Over the past few years, Rexall has launched alternative weight-loss supplements not containing ephedra, and consumers have gradually gravitated toward them, Walters said.

Rexall's decision comes as its sister company, General Nutrition Centers, has also pulled ephedra products from its shelves. Both companies are owned by Dutch baby-food conglomerate Royal Numico. Citing disappointing sales, Royal Numico put both companies up for sale in November. A sale is expected to be announced in the next month.

Royal Numico said it would take an $8.1 million write-off this year to account for the discontinued sales of ephedra products at Rexall.

Sales of Metab-O-LITE plunged by 38 percent last year to $26 million, according to Chicago-based Information Resources Inc.

Although ephedra products recently accounted for as much 10 percent of Rexall's approximately $500 million in annual revenue, that percentage is now much smaller.

Ephedra supporters say the supplement unclogs bronchial passages, suppresses appetite and delivers a jolt of energy. Critics say it also causes heart palpitations, shortness of breath and sleeplessness.

U.S. poison control centers reported 1,178 adverse reactions to ephedra dietary supplements in 2001, according to a study this year published in the Annals of Internal Medicine. Ephedra accounted for 64 percent of all adverse reactions involving herbs, even though it is found in fewer than 1 percent of all herbal products sold.
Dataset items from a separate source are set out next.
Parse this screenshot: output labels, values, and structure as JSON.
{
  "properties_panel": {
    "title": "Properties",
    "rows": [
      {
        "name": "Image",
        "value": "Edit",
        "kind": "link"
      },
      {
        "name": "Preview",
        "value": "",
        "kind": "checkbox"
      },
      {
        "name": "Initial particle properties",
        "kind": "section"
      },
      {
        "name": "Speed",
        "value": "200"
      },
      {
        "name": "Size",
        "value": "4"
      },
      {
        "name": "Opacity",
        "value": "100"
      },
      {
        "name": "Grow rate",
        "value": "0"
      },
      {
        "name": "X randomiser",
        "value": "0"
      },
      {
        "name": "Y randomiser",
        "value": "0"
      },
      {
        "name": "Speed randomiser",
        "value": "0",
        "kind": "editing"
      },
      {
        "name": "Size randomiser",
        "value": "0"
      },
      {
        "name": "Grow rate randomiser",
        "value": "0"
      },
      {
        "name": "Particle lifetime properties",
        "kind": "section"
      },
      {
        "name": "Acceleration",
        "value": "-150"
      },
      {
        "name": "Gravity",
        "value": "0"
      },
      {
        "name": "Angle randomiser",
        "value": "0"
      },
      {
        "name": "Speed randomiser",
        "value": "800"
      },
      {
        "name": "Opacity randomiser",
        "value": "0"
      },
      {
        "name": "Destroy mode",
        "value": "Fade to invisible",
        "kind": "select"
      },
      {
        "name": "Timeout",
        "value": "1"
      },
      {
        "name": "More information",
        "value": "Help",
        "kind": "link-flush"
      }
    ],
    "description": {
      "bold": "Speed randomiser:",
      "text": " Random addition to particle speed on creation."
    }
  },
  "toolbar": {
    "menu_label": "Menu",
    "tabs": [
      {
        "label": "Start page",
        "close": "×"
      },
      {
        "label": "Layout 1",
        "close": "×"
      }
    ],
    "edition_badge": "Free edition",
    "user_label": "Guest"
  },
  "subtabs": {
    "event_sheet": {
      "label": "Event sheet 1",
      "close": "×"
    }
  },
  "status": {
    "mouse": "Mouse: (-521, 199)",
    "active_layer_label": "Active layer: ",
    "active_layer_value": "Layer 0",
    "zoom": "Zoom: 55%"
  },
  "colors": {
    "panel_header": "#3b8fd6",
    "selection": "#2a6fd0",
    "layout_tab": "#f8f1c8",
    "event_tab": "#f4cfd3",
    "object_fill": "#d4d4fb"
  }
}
The Food and Drug Administration has reports of nearly 100 deaths of people who had taken the herb.

The National Football League, National Collegiate Athletic Association and International Olympic Committee have banned the substance from use by their athletes.

The Bush administration began building the case for a possible ban of ephedra this spring by proposing strong new warning labels that the substance can cause heart attacks, strokes and even death. Such labels, blocked until now by the dietary supplement industry, could be on every bottle by year-end.